Aux portes de l'an 2000
Forte de sa participation aux manifestations du passage à l’an 2000 à Paris, avec sa Roue-âges sur les Champs-Elysées, l’équipe se voit confier par la Mission 2000 l’événement qui marquera symboliquement le passage au troisième millénaire et la fin de la présidence européenne de la France, le 31 décembre 2000, sur la piazza et la façade du Centre Pompidou. Les 2000 coups de minuit rassembleront mille tambours recrutés dans les vingt-cinq villes où le Lâcher de violons a été présenté depuis sa création. Issus de Belgique, d’Allemagne, de Pologne, du Royaume-Uni, d’Irlande, d’Espagne, de France, et jouant sur les instruments caractéristiques de leurs régions, ils ont dû répéter sous la houlette de leur maître-tambour une composition unique, exigeante, qu’il s’agit maintenant de jouer à l’unisson.
Le bourdon du mât de Cocagne résonne, les mobiles du Lâcher de violons et de Mobile homme sont présents : les trois machines célestes de Transe Express sont là, réunies.

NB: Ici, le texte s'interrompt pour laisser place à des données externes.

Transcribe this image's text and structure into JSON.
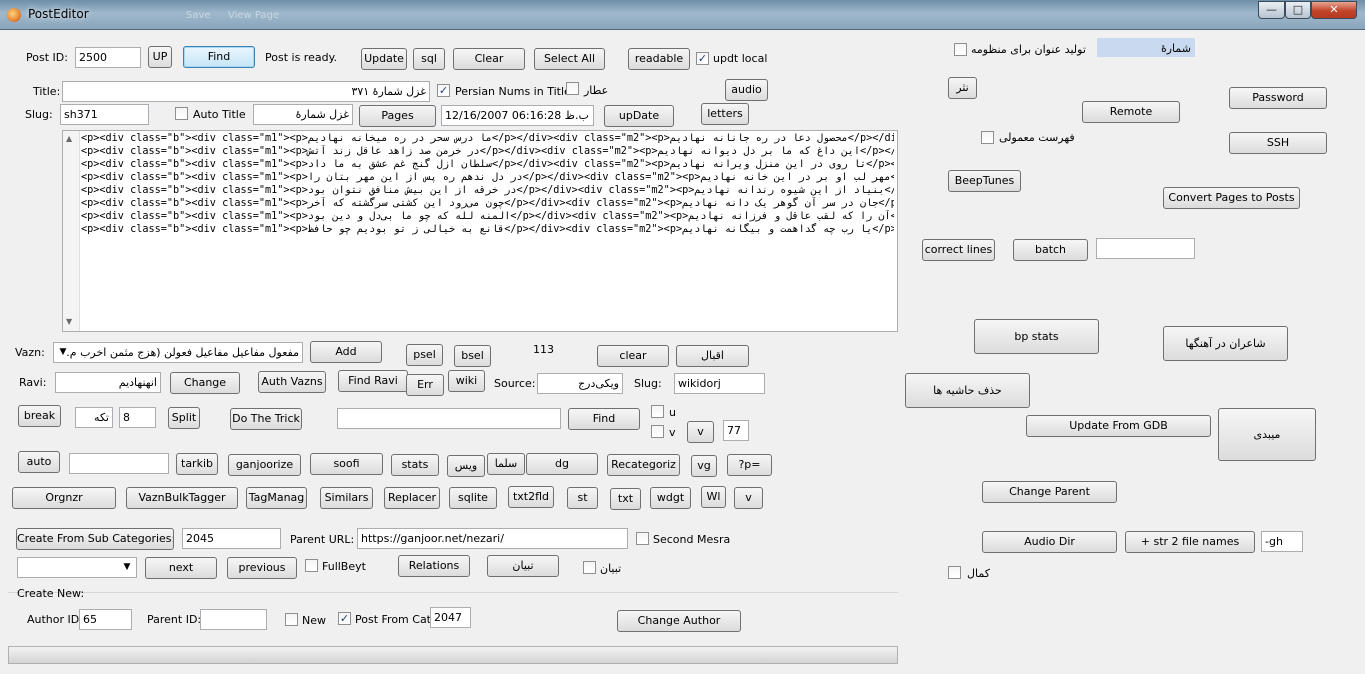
{
  "window": {
    "title": "PostEditor",
    "ghost_a": "Save",
    "ghost_b": "View Page"
  },
  "row1": {
    "post_id_label": "Post ID:",
    "post_id": "2500",
    "up": "UP",
    "find": "Find",
    "status": "Post is ready.",
    "update": "Update",
    "sql": "sql",
    "clear": "Clear",
    "select_all": "Select All",
    "readable": "readable",
    "updt_local": "updt local"
  },
  "title_row": {
    "label": "Title:",
    "value": "غزل شمارهٔ ۳۷۱",
    "persian_nums": "Persian Nums in Title",
    "attar": "عطار",
    "audio": "audio"
  },
  "slug_row": {
    "label": "Slug:",
    "value": "sh371",
    "auto_title": "Auto Title",
    "auto_value": "غزل شمارهٔ",
    "pages": "Pages",
    "date": "12/16/2007 06:16:28 ب.ظ",
    "update_date": "upDate",
    "letters": "letters"
  },
  "editor": {
    "lines": [
      "<p><div class=\"b\"><div class=\"m1\"><p>ما درس سحر در ره میخانه نهادیم</p></div><div class=\"m2\"><p>محصول دعا در ره جانانه نهادیم</p></div></div></p>",
      "<p><div class=\"b\"><div class=\"m1\"><p>در خرمن صد زاهد عاقل زند آتش</p></div><div class=\"m2\"><p>این داغ که ما بر دل دیوانه نهادیم</p></div></div></p>",
      "<p><div class=\"b\"><div class=\"m1\"><p>سلطان ازل گنج غم عشق به ما داد</p></div><div class=\"m2\"><p>تا روی در این منزل ویرانه نهادیم</p></div></div></p>",
      "<p><div class=\"b\"><div class=\"m1\"><p>در دل ندهم ره پس از این مهر بتان را</p></div><div class=\"m2\"><p>مهر لب او بر در این خانه نهادیم</p></div></div></p>",
      "<p><div class=\"b\"><div class=\"m1\"><p>در خرقه از این بیش منافق نتوان بود</p></div><div class=\"m2\"><p>بنیاد از این شیوه رندانه نهادیم</p></div></div></p>",
      "<p><div class=\"b\"><div class=\"m1\"><p>چون می‌رود این کشتی سرگشته که آخر</p></div><div class=\"m2\"><p>جان در سر آن گوهر یک دانه نهادیم</p></div></div></p>",
      "<p><div class=\"b\"><div class=\"m1\"><p>المنه لله که چو ما بی‌دل و دین بود</p></div><div class=\"m2\"><p>آن را که لقب عاقل و فرزانه نهادیم</p></div></div></p>",
      "<p><div class=\"b\"><div class=\"m1\"><p>قانع به خیالی ز تو بودیم چو حافظ</p></div><div class=\"m2\"><p>یا رب چه گداهمت و بیگانه نهادیم</p></div></div></p>"
    ]
  },
  "vazn": {
    "label": "Vazn:",
    "selected": "مفعول مفاعیل مفاعیل فعولن (هزج مثمن اخرب م.",
    "add": "Add",
    "psel": "psel",
    "bsel": "bsel",
    "count": "113",
    "clear": "clear",
    "aqbal": "اقبال"
  },
  "ravi": {
    "label": "Ravi:",
    "value": "انهنهادیم",
    "change": "Change",
    "auth_vazns": "Auth Vazns",
    "find_ravi": "Find Ravi",
    "err": "Err",
    "wiki": "wiki",
    "source_label": "Source:",
    "source": "ویکی‌درج",
    "slug_label": "Slug:",
    "slug": "wikidorj"
  },
  "break_row": {
    "break": "break",
    "tekke": "تکه",
    "num": "8",
    "split": "Split",
    "trick": "Do The Trick",
    "find_input": "",
    "find": "Find",
    "u": "u",
    "v": "v",
    "v_btn": "v",
    "num77": "77"
  },
  "auto_row": {
    "auto": "auto",
    "auto_input": "",
    "tarkib": "tarkib",
    "ganjoorize": "ganjoorize",
    "soofi": "soofi",
    "stats": "stats",
    "vis": "ویس",
    "salma": "سلما",
    "dg": "dg",
    "recategoriz": "Recategoriz",
    "vg": "vg",
    "p_eq": "?p="
  },
  "tools_row": {
    "orgnzr": "Orgnzr",
    "vazn_bulk": "VaznBulkTagger",
    "tag_manag": "TagManag",
    "similars": "Similars",
    "replacer": "Replacer",
    "sqlite": "sqlite",
    "txt2fld": "txt2fld",
    "st": "st",
    "txt": "txt",
    "wdgt": "wdgt",
    "wl": "Wl",
    "v": "v"
  },
  "create_row": {
    "create_sub": "Create From Sub Categories:",
    "cat_id": "2045",
    "parent_url_label": "Parent URL:",
    "parent_url": "https://ganjoor.net/nezari/",
    "second_mesra": "Second Mesra"
  },
  "nav_row": {
    "combo": "",
    "next": "next",
    "previous": "previous",
    "full_beyt": "FullBeyt",
    "relations": "Relations",
    "tebyan_btn": "تبیان",
    "tebyan_chk": "تبیان"
  },
  "create_new": {
    "group_label": "Create New:",
    "author_label": "Author ID:",
    "author_id": "65",
    "parent_label": "Parent ID:",
    "parent_id": "",
    "new": "New",
    "post_from_cat": "Post From Cat:",
    "cat": "2047",
    "change_author": "Change Author"
  },
  "right": {
    "monzume_label": "تولید عنوان برای منظومه",
    "monzume_value": "شمارهٔ",
    "nasr": "نثر",
    "remote": "Remote",
    "password": "Password",
    "fehrest": "فهرست معمولی",
    "ssh": "SSH",
    "beeptunes": "BeepTunes",
    "convert": "Convert Pages to Posts",
    "correct_lines": "correct lines",
    "batch": "batch",
    "batch_input": "",
    "bp_stats": "bp stats",
    "poets_songs": "شاعران در آهنگها",
    "del_margin": "حذف حاشیه ها",
    "update_gdb": "Update From GDB",
    "meybodi": "میبدی",
    "change_parent": "Change Parent",
    "audio_dir": "Audio Dir",
    "str2file": "+ str 2 file names",
    "gh": "-gh",
    "kamal": "کمال"
  }
}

La fête se terminera par petits groupes de spectateurs, emmenés dans les rues adjacentes par les bandes de tambours autonomes.
Les 2000 coups de minuit, 2000
L’aventure des Rois faignants s’inscrit, elle aussi, dans la durée, la construction des modules se faisant par étapes, chez des partenaires de longue date, en collaboration avec des amateurs locaux. De la première idée d’une « éloge à la paresse », début 2001, à la création du spectacle complet, en mai 2005, quatre ans et demi (bien remplis) auront passé. Le projet est de taille : si chacun pense, en lisant le titre, aux images d’Epinal des livres d’histoire, le thème choisi, « cet état de jachère physique et morale », symbolise le carrefour de nombreux mythes historiques ou religieux (les rois mages), philosophiques (la paresse), sociologiques (le nomadisme, l’exil).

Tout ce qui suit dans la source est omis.